Galvin celebrated his victory.
“This landmark decision affirms the fiduciary duty of brokers to their customers and vindicates the role of my Securities Division to principally, but aggressively, protect investors and police broker-dealer misconduct,” Galvin said in a statement. “The rule that has been upheld by the Supreme Judicial Court today will give the highest protections to Massachusetts investors when brokers provide investment advice.”
Robinhood may not be done battling the state’s investment-advice standard.
“We are disappointed in today’s decision and remain committed to providing access to the markets for our Massachusetts customers,” Lucas Moskowitz, deputy general counsel and head of government affairs at Robinhood Markets Inc., said in a statement. “We are in the process of reviewing the opinion and assessing next steps in this matter.”
In his December 2020 suit, Galvin alleged that Robinhood violated the Massachusetts fiduciary rule because gamification features in its online app enticed investors with little experience to make repeated trades. Galvin said Robinhood acted to promote its own business, contravening the state standard that requires brokers to make recommendations without regard to their own financial interests.
In its April 2021 suit to overturn the rule, Robinhood argued Galvin exceeded his authority under the state’s securities law by imposing a uniform fiduciary standard in Massachusetts that subjects brokers to the same advice standard as investment advisors. Previously, brokers were governed by a separate suitability standard.
The brokerage also argued that the Massachusetts rule was preempted by the SEC’s Reg BI, which prohibits brokers from placing their financial interests ahead of their customers’ interests but is not itself a fiduciary standard.
Fiduciary advocates, who assert it is the highest standard for investment advice, hailed the Massachusetts high court ruling.
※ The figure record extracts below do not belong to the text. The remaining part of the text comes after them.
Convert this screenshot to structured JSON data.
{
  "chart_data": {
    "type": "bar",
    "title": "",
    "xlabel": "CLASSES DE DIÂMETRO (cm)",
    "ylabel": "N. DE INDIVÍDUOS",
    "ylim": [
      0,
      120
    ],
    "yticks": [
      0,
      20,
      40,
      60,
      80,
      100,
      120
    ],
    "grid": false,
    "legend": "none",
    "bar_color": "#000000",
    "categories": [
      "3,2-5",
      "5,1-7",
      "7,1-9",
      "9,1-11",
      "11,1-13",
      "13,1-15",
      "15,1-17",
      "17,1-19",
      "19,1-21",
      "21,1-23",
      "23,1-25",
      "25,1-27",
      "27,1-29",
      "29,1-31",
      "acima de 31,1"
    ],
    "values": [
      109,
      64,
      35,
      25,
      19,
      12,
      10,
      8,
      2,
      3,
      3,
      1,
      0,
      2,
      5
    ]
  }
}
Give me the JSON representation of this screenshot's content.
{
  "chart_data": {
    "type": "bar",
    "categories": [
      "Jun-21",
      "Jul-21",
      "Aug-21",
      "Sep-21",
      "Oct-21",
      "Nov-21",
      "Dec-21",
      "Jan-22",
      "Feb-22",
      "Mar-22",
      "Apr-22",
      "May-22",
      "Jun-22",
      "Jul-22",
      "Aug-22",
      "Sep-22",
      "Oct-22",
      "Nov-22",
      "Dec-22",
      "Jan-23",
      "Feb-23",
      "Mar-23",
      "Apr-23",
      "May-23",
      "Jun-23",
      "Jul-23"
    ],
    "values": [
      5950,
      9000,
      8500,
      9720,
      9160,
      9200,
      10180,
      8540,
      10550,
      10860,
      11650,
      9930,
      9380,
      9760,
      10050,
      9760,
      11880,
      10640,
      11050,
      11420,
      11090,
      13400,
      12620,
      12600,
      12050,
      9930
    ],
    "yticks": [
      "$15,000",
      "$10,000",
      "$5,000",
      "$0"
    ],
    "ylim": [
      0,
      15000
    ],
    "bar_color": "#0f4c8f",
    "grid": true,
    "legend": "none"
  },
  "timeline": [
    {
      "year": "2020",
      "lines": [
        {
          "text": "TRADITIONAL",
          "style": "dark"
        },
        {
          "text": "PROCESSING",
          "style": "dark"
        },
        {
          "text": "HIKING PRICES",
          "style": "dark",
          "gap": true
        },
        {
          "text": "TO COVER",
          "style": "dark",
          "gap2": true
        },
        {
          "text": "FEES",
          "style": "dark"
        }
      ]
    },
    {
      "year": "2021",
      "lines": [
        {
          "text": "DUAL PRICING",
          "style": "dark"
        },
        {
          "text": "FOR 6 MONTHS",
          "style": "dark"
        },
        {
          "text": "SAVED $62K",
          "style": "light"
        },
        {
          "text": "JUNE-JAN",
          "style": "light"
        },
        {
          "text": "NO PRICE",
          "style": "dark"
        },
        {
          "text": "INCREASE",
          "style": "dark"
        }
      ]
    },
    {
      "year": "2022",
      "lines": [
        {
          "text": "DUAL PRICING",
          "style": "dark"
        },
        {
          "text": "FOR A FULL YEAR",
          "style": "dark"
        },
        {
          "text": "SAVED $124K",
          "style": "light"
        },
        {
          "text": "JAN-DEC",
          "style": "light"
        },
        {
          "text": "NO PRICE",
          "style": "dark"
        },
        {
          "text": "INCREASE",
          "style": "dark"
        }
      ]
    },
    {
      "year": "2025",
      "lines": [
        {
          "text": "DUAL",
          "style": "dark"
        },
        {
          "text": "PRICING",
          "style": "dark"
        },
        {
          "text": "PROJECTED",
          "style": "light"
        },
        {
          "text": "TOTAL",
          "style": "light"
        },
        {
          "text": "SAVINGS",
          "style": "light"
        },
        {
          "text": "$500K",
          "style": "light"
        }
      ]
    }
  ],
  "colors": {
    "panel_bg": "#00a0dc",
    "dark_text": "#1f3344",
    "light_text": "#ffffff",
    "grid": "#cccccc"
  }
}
“This morning the Massachusetts Supreme Judicial Court made regulatory history,” Knut Rostad, president of the Institute for the Fiduciary Standard, said in a statement. “The decision is an overwhelming victory for investors. It is a Fenway Park Red Sox grand slam home run that will be reviewed by many other state securities administrators in the months and years ahead.”
Galvin has asserted that the state’s fiduciary rule is stronger than Reg BI in protecting the state’s investors, who are confused by the differing standards for brokers and advisors. The state’s high court said he has the leeway to set a higher standard.
“To be sure, the rule imposes an obligation on broker-dealers beyond that attendant to the prior suitability standard … and is clearer than the standard under Regulation Best Interest, which does not define ‘best interest,’” the court wrote in its opinion. “But the rule is driven by changes in the prior ‘norm’ of the marketplace that have caused investor harm, the Secretary found.”
The court was not convinced by Robinhood’s argument that Reg BI preempted the Massachusetts fiduciary rule. Robinhood asserted that the SEC through Reg BI was trying to preserve lower-cost investment advice from brokers that would become too expensive if brokers had to adhere to fiduciary duty.
“We disagree that this aspiration to preserve investor access to an array of investor services ‘to the extent possible’ hurdles the high bar required to find conflict preemption,” the Massachusetts court wrote.
The court also said the SEC declined explicitly to preempt state investment advice laws within the language of the final Reg BI rule.
“Here, Robinhood’s preemption argument is ‘particularly weak’ because Congress and the SEC were aware of state laws imposing fiduciary obligations on broker-dealers and declined to express an intent to preempt those laws,” the court wrote. The court said the SEC in the Reg BI adopting release concluded “a preemption analysis would be too speculative.”